Mehmet
Beyin İnsanları
Dedemin İnsanları, Çağan Irmak’ın Babam ve Oğlum’unun
yolundan giden bir film; ancak onun kadar ağlatmıyor!
Babam
ve Oğlum kadar ağlatmıyor; çünkü yönetmen, bu filminde duygusal sahnelerin
süresini uzatmamış. Böyle bir sahne olduğunda kesmeleri sık kullanmış.
İzleyiciyse ağlamaya devam etmekle yeni sahneyi izlemeye koyulmak arasında
kararını kendi veriyor.
Yine
Ege, yine Ege’nin sıcak insanları, şiveleri, deyimleri… Çağan Irmak, Ege’yi,
kendi hikâyelerini anlattığı filmlerinde (özellikle Ege insanıysanız) sizi,
içinizdeki saklı kalmış, derinlerde sizin bile unuttuğunuz bir noktadan
yakalıyor ki filmin içine girip Mehmet Bey ve Nadire (Sacide Taşaner)’nin torunu,
Nurdan (Gökçe Bahadır)’ın oğlu/kızı oluveriyorsunuz.
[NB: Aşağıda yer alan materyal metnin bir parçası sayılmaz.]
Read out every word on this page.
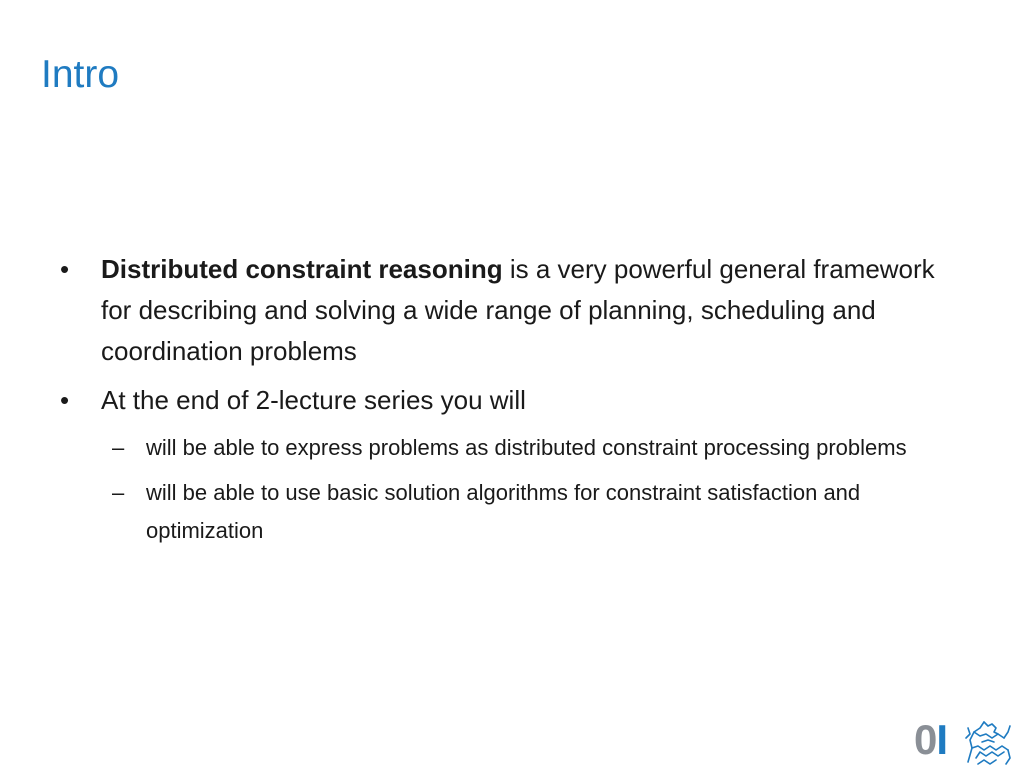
Intro
•	Distributed constraint reasoning is a very powerful general framework for describing and solving a wide range of planning, scheduling and coordination problems
•	At the end of 2-lecture series you will
– will be able to express problems as distributed constraint processing problems
– will be able to use basic solution algorithms for constraint satisfaction and optimization
0I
Bir de siz de Ege’ye başka
kıyılardan gelmişseniz…
Filmdeki
usta oyuncuları ayrı tutuyorum ve beklentinin (daha önce sinemada
görmediğimizden dolayı) üstünde bir oyunculuğu olan ve sonraki işleri de
merakla beklenecek oyuncusunun Gökçe Bahadır olacağını düşünüyorum. Bana, Babam ve Oğlum’daki Hümeyra’nın
canlandırdığı karakterin gençliğini anımsattı.
Filmde,
Mehmet Yavaş (Çetin Tekindor)’ın “arada kalmışlığı”nı izliyoruz. İki şehir, iki
ırk… Geçmişe duyulan özlem değil de daha çok geçmişe karşı bir merak, orada
olsaydık “ne olurdu”nun merakı… Oysa “burada” da arada yaşanan dışlanmışlıklara
rağmen sevilen, saygı duyulan, çevreye uyum sağlamış bir insan.
Genele
göre deli, Mehmet Bey’e göreyse “aklı biraz değişik” olan Peruzat (Hümeyra) da
geçmişiyle şimdi arasında yaşamanın başka bir göstergesi. Ozan da bu iki
karakter gibi arada kalmış biri, bunu filmde de vakti gelince haykırarak
söylüyor. Arada kalmışlık, yerleşik olamama, kendini bir yere, birilerine ait
hissedememe duygusu bu üçünün ortak yönü ve hepsinde dışavurumu farklı şekilde
veriliyor: Kiminin karşı kıyıya yolladığı şişeleri, kiminin metafor içeren
resimleri, kiminin milliyetçi tutumu.
Filmin
metaforu da Ozan’a bu kavramı öğretmeye çalışan, Peruzat’ın kendisi aslında. Arada
kalmışlığın, ait olamamanın somut bir örneği… Hayattan tamamen kopuk, takılı
kaldığı yere ait olan, belki de hiç gelmeyecek birini bekleyen.
Mehmet
Bey’in tüm ötekilere karşı anlayışlı bir tutumu var. İçinde yaşadığı toplumdaki
herkesin onun için birbirinden farkı yok: “Öyle demeyin, o da bizim bir
insanımız”.
“Geç
iş kurdum, geç evlendim, geç yuvamı kurdum; ama erken yaşlandım” diyor bir
akşam yemeğinde. Şükrediyor yuvasındaki mutluluğuna. Gerçekten de ailesiyle,
dostlarıyla, işinde mutlu bir adam Mehmet Bey. Erken yaşlılığıysa içindeki
kırgınlığından, doğduğu topraklara birkaç kez gitme teşebbüsünün göçüp ekmeğini
kazandığı, ailesini kurduğu bu memleket yüzünden bir türlü gerçekleşememiş
olması. Oysa o bu memleketin kendisine verdiklerine minnettar; ancak mübadele
kararıyla yuvasından olması, tekrar ziyarete bile gidememesi, göç yolundaki acı
kaybı kalbinde tamiri olmayan bir yara.
Sonunda
Ozan’ın büyüyüp de onun yapamadığını yaptığında dediği gibi Mehmet Bey “istese
yapar” mıydı? Mehmet Bey’in içini, o hassas yaşantısını kurcalamak istemem;
özünde bilerek gitmemiş bile olsa vardır bir bildiği. İnsan bazen geri dönmeyi
o kadar çok ister ki geri dönmekten korkar.
Onurlu
yaşamı içinde herkesin derdine çare bulabilmiştir de bir kendisine çare
bulamamıştır Mehmet Bey. O kadar da kibardır ki özür dileyerek gider.